A presença de profissionais (principalmente do rádio) trabalhando no campo de jogo é combatida há bastante tempo pelas emissoras que detém os direitos de transmissão dos nossos principais campeonatos. Tudo em defesa da chamada "imagem limpa", da imagem livre de todo e qualquer ser vivente que tampe as placas de publicidade na hora de um gol ou um lance polêmico. A consequência direta disso é a disseminação dos "geladões" em emissoras tradicionais do nosso país.

Vale lembrar que só quem estava no campo ou nas cadeiras de São Januário viu que o gol do Vasco havia sido anulado. O repórter que estava na transmissão da Globo ainda tentou avisar, mas ele não foi ouvido sabe Deus o motivo. Pode ter sido desatenção dos produtores, de quem cortava as imagens ou até mesmo de quem estava narrando. Acontece nas melhores famílias e emissoras.

Mas o ponto aqui é outro. Tem muito chefe de redação que acha "legal" diminuir os custos de uma transmissão colocando um único repórter para cobrir os dois lados do campo, pegar substituição e informar de tudo o que acontece no jogo enquanto o resto da equipe narra a partida do conforto do estúdio. Ou cobrar desse mesmo repórter que traga a informação correta estando a quilômetros de distância do local dos jogos.

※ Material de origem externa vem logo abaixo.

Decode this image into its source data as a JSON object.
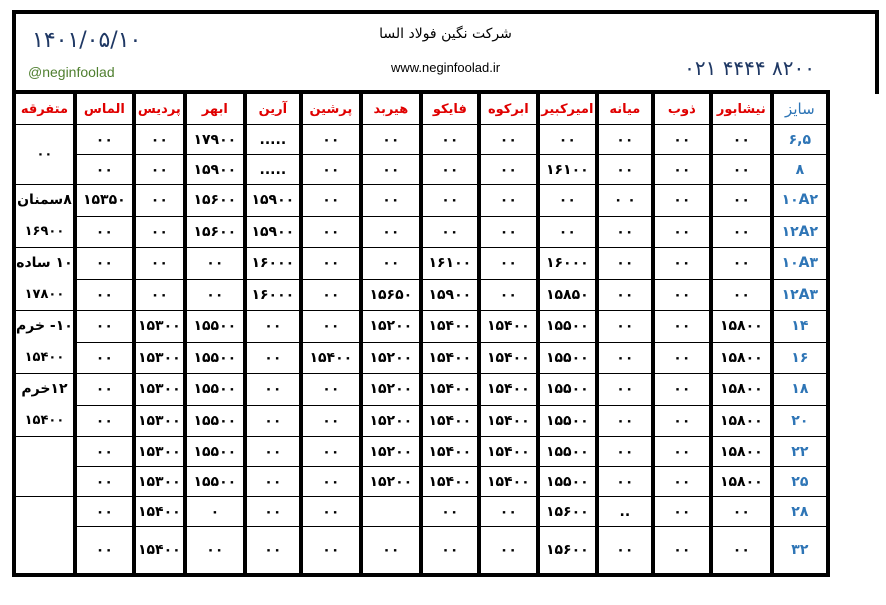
{
  "header": {
    "date": "۱۴۰۱/۰۵/۱۰",
    "handle": "@neginfoolad",
    "company": "شرکت نگین فولاد السا",
    "website": "www.neginfoolad.ir",
    "phone": "۰۲۱ ۴۴۴۴ ۸۲۰۰"
  },
  "colors": {
    "header_text": "#e00000",
    "size_text": "#2e75b6",
    "date_text": "#1f3864",
    "handle_text": "#4f7f2f"
  },
  "columns": [
    "سایز",
    "نیشابور",
    "ذوب",
    "میانه",
    "امیرکبیر",
    "ابرکوه",
    "فایکو",
    "هیربد",
    "پرشین",
    "آرین",
    "ابهر",
    "پردیس",
    "الماس",
    "متفرقه"
  ],
  "rows": [
    {
      "size": "۶,۵",
      "values": [
        "۰۰",
        "۰۰",
        "۰۰",
        "۰۰",
        "۰۰",
        "۰۰",
        "۰۰",
        "۰۰",
        ".....",
        "۱۷۹۰۰",
        "۰۰",
        "۰۰"
      ]
    },
    {
      "size": "۸",
      "values": [
        "۰۰",
        "۰۰",
        "۰۰",
        "۱۶۱۰۰",
        "۰۰",
        "۰۰",
        "۰۰",
        "۰۰",
        ".....",
        "۱۵۹۰۰",
        "۰۰",
        "۰۰"
      ]
    },
    {
      "size": "۱۰A۲",
      "values": [
        "۰۰",
        "۰۰",
        "۰ ۰",
        "۰۰",
        "۰۰",
        "۰۰",
        "۰۰",
        "۰۰",
        "۱۵۹۰۰",
        "۱۵۶۰۰",
        "۰۰",
        "۱۵۳۵۰"
      ]
    },
    {
      "size": "۱۲A۲",
      "values": [
        "۰۰",
        "۰۰",
        "۰۰",
        "۰۰",
        "۰۰",
        "۰۰",
        "۰۰",
        "۰۰",
        "۱۵۹۰۰",
        "۱۵۶۰۰",
        "۰۰",
        "۰۰"
      ]
    },
    {
      "size": "۱۰A۳",
      "values": [
        "۰۰",
        "۰۰",
        "۰۰",
        "۱۶۰۰۰",
        "۰۰",
        "۱۶۱۰۰",
        "۰۰",
        "۰۰",
        "۱۶۰۰۰",
        "۰۰",
        "۰۰",
        "۰۰"
      ]
    },
    {
      "size": "۱۲A۳",
      "values": [
        "۰۰",
        "۰۰",
        "۰۰",
        "۱۵۸۵۰",
        "۰۰",
        "۱۵۹۰۰",
        "۱۵۶۵۰",
        "۰۰",
        "۱۶۰۰۰",
        "۰۰",
        "۰۰",
        "۰۰"
      ]
    },
    {
      "size": "۱۴",
      "values": [
        "۱۵۸۰۰",
        "۰۰",
        "۰۰",
        "۱۵۵۰۰",
        "۱۵۴۰۰",
        "۱۵۴۰۰",
        "۱۵۲۰۰",
        "۰۰",
        "۰۰",
        "۱۵۵۰۰",
        "۱۵۳۰۰",
        "۰۰"
      ]
    },
    {
      "size": "۱۶",
      "values": [
        "۱۵۸۰۰",
        "۰۰",
        "۰۰",
        "۱۵۵۰۰",
        "۱۵۴۰۰",
        "۱۵۴۰۰",
        "۱۵۲۰۰",
        "۱۵۴۰۰",
        "۰۰",
        "۱۵۵۰۰",
        "۱۵۳۰۰",
        "۰۰"
      ]
    },
    {
      "size": "۱۸",
      "values": [
        "۱۵۸۰۰",
        "۰۰",
        "۰۰",
        "۱۵۵۰۰",
        "۱۵۴۰۰",
        "۱۵۴۰۰",
        "۱۵۲۰۰",
        "۰۰",
        "۰۰",
        "۱۵۵۰۰",
        "۱۵۳۰۰",
        "۰۰"
      ]
    },
    {
      "size": "۲۰",
      "values": [
        "۱۵۸۰۰",
        "۰۰",
        "۰۰",
        "۱۵۵۰۰",
        "۱۵۴۰۰",
        "۱۵۴۰۰",
        "۱۵۲۰۰",
        "۰۰",
        "۰۰",
        "۱۵۵۰۰",
        "۱۵۳۰۰",
        "۰۰"
      ]
    },
    {
      "size": "۲۲",
      "values": [
        "۱۵۸۰۰",
        "۰۰",
        "۰۰",
        "۱۵۵۰۰",
        "۱۵۴۰۰",
        "۱۵۴۰۰",
        "۱۵۲۰۰",
        "۰۰",
        "۰۰",
        "۱۵۵۰۰",
        "۱۵۳۰۰",
        "۰۰"
      ]
    },
    {
      "size": "۲۵",
      "values": [
        "۱۵۸۰۰",
        "۰۰",
        "۰۰",
        "۱۵۵۰۰",
        "۱۵۴۰۰",
        "۱۵۴۰۰",
        "۱۵۲۰۰",
        "۰۰",
        "۰۰",
        "۱۵۵۰۰",
        "۱۵۳۰۰",
        "۰۰"
      ]
    },
    {
      "size": "۲۸",
      "values": [
        "۰۰",
        "۰۰",
        "..",
        "۱۵۶۰۰",
        "۰۰",
        "۰۰",
        "",
        "۰۰",
        "۰۰",
        "۰",
        "۱۵۴۰۰",
        "۰۰"
      ]
    },
    {
      "size": "۳۲",
      "values": [
        "۰۰",
        "۰۰",
        "۰۰",
        "۱۵۶۰۰",
        "۰۰",
        "۰۰",
        "۰۰",
        "۰۰",
        "۰۰",
        "۰۰",
        "۱۵۴۰۰",
        "۰۰"
      ]
    }
  ],
  "misc": [
    {
      "lines": [
        "۰۰"
      ]
    },
    {
      "lines": [
        "۸سمنان",
        "۱۶۹۰۰"
      ]
    },
    {
      "lines": [
        "۱۰ ساده",
        "۱۷۸۰۰"
      ]
    },
    {
      "lines": [
        "۱۰- خرم",
        "۱۵۴۰۰"
      ]
    },
    {
      "lines": [
        "۱۲خرم",
        "۱۵۴۰۰"
      ]
    },
    {
      "lines": []
    },
    {
      "lines": []
    }
  ]
}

São esses mesmos chefes de redação que brecam viagens de repórteres e coberturas in loco alegando que é "tudo a mesma coisa". Conheço vários que posam de "amiguinhos" dos repórteres quando interessa a eles, mas que agem por baixo dos panos para aparecer "bem na fita" com seus gestores.

São chefes de redação quando precisam liberar viagens e se transformam nos repórteres mais solícitos do mundo quando pinta uma oportunidade de viajar às custas da emissora.

Como dizem nas redes sociais, 'a mão de marcar chega a tremer'.

Seja como for, a precarização do trabalho do jornalista esportivo já deixou de ser uma tendência e se transformou em projeto. Os "geladões" tomaram conta de tudo. E isso é muito grave.

"Mas e a pandemia? Não é mais seguro fazer tudo do estúdio?". Não, quando você tem pelo menos cinco pessoas se acotovelando dentro de um local fechado e, às vezes, com uma única saída de ventilação. Por mais que todos os cuidados sejam tomados (máscaras, higienização do material de trabalho e distanciamento social), fazer uma transmissão de quase três horas de duração de dentro de um estúdio pode ser tão perigoso quanto ir para o estádio.

A TV Globo até tem certa razão quando diz que a pandemia do novo coronavírus fez com que as transmissões dos jogos fossem feitas à distância. Mas é preciso lembrar que essa prática já tem pelo menos uns 10 anos e que serve de fachada para a precarização de todo o trabalho do jornalista esportivo que ainda está em curso. A pandemia não pode servir de desculpa para práticas que já duram mais de dez anos.

Difícil saber se as coisas vão mudar com a vacinação acontecendo e com o fim da pandemia (se é que ela terá um fim). Mas ficou bem claro que esse empate entre Vasco e Cruzeiro e toda a lambança causada na transmissão teria sido evitada se locutores e comentaristas estivessem em São Januário.

No final das contas, ficamos com a certeza de que repórter no campo não é gasto.

É a certeza de que uma emissora terá credibilidade com a informação correta. E o mais importante de tudo: é o respeito para com quem está assistindo.